Die Delta-Variante des Corona-Virus beunruhigt zunehmend die Märkte. Tatsächlich wird diese hoch ansteckende Virusmutation, gegen die vermutlich erst die vollständige Impfung wirksam schützt, sehr bald wieder zu steigenden Infektionszahlen führen, wie dies in Großbritannien und Portugal bereits zu beobachten ist. Ob dies die erwartete Erholung der Wirtschaft im zweiten Halbjahr beeinträchtigen könnte, hängt entscheidend vom weiteren Impffortschritt ab, weil sich das relevante Infektionsgeschehen wesentlich auf den – sukzessive sinkenden - Anteil, der nicht vollständig Geimpften an der Gesamtbevölkerung konzentriert. Mit fortschreitendem Impferfolg besteht eine gute Chance, dass einschneidende Lockdown-Maßnahmen bei einer möglichen vierten Infektionswelle im Herbst 2021 vermieden werden können. Dies gilt auch deshalb, weil der wachsenden Zahl vollständig Geimpfter kaum zu vermitteln sein dürfte, warum Einzelhandelsläden, Restaurants oder Hotels wieder geschlossen werden müssen, obwohl dieser Teil der Bevölkerung gegen schwere Krankheitsverläufe wirksam geschützt ist. Neue Lockdowns dürften also nur noch schwer durchsetzbar sein. Ein nochmaliger Einbruch der Wirtschaftsleistung erscheint deshalb unwahrscheinlich.

Dennoch dürfte die Dynamik des Aufschwungs aus drei Gründen geringer ausfallen als bislang erwartet.
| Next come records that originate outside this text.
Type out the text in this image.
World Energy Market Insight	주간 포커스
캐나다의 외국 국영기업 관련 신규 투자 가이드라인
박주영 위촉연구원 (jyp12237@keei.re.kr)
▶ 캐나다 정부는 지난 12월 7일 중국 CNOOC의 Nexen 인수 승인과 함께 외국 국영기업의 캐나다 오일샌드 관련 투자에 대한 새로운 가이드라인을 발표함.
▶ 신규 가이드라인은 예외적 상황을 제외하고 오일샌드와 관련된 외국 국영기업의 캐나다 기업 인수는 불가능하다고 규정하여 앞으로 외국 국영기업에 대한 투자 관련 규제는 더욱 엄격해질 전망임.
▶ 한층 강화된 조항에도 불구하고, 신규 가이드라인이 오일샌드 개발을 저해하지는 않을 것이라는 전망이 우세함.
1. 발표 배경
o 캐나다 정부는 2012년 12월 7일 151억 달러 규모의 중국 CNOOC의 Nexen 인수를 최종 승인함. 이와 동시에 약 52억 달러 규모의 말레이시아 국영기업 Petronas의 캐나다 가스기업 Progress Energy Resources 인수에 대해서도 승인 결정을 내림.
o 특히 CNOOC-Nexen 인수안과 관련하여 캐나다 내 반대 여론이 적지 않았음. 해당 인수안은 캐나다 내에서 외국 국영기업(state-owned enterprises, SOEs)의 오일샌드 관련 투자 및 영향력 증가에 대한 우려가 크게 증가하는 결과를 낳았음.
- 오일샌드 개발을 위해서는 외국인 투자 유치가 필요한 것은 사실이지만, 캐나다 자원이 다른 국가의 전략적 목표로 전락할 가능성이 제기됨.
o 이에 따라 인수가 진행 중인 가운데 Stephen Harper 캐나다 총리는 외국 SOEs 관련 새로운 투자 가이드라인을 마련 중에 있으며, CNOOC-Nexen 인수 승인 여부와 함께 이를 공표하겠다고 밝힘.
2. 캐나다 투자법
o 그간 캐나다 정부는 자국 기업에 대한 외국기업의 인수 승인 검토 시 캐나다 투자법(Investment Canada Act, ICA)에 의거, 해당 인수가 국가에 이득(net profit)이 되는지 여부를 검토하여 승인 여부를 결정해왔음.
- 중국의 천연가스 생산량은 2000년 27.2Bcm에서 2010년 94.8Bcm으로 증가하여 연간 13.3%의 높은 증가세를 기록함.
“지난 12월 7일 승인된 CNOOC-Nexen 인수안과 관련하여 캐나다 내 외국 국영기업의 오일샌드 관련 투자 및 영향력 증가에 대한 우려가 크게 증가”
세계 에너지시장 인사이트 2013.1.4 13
• Erstens gehen mit der Verbreitung der Delta-Virusvariante Unsicherheiten einher. Darunter leidet die für einen robusten Aufschwung wichtige Stimmung.

• Zweitens sind weitergehende Lockerungen politisch derzeit nur schwer durchsetzbar. Damit bleibt das Potential für Umsatzsteigerungen in wichtigen Dienstleistungsbereichen weiterhin begrenzt.

• Drittens deutet sich schon jetzt eine erhebliche Belastung des Tourismus durch Reisewarnungen und Quarantäneregelungen an. Gerade für die südeuropäischen Länder, deren Aufschwung im Sommer wesentlich vom Tourismus abhängt, werden die Wachstumserwartungen deshalb nach unten korrigiert werden müssen.
Abhängigkeit von internationalen Lieferketten bleibt hoch

Hinzu kommt die Gefahr neuerlicher Lockdowns aufgrund der hochansteckenden Virusvariante in Ländern mit einem geringen Anteil vollständig geimpfter Personen. Dies trifft beispielsweise auf Australien, aber auch auf viele asiatische Länder zu. Daraus ergeben sich nicht nur deutlich verschlechterte Erholungsaussichten für diese Länder. Über die gegenseitigen Abhängigkeiten im internationalen Handel und Warenverkehr steigt auch die Gefahr anhaltender Störungen von Lieferketten, die ihrerseits die wirtschaftliche Erholung in der europäischen Industrie bremsen und außerdem zu weiteren Preissteigerungen für die betroffenen Produkte führen könnten.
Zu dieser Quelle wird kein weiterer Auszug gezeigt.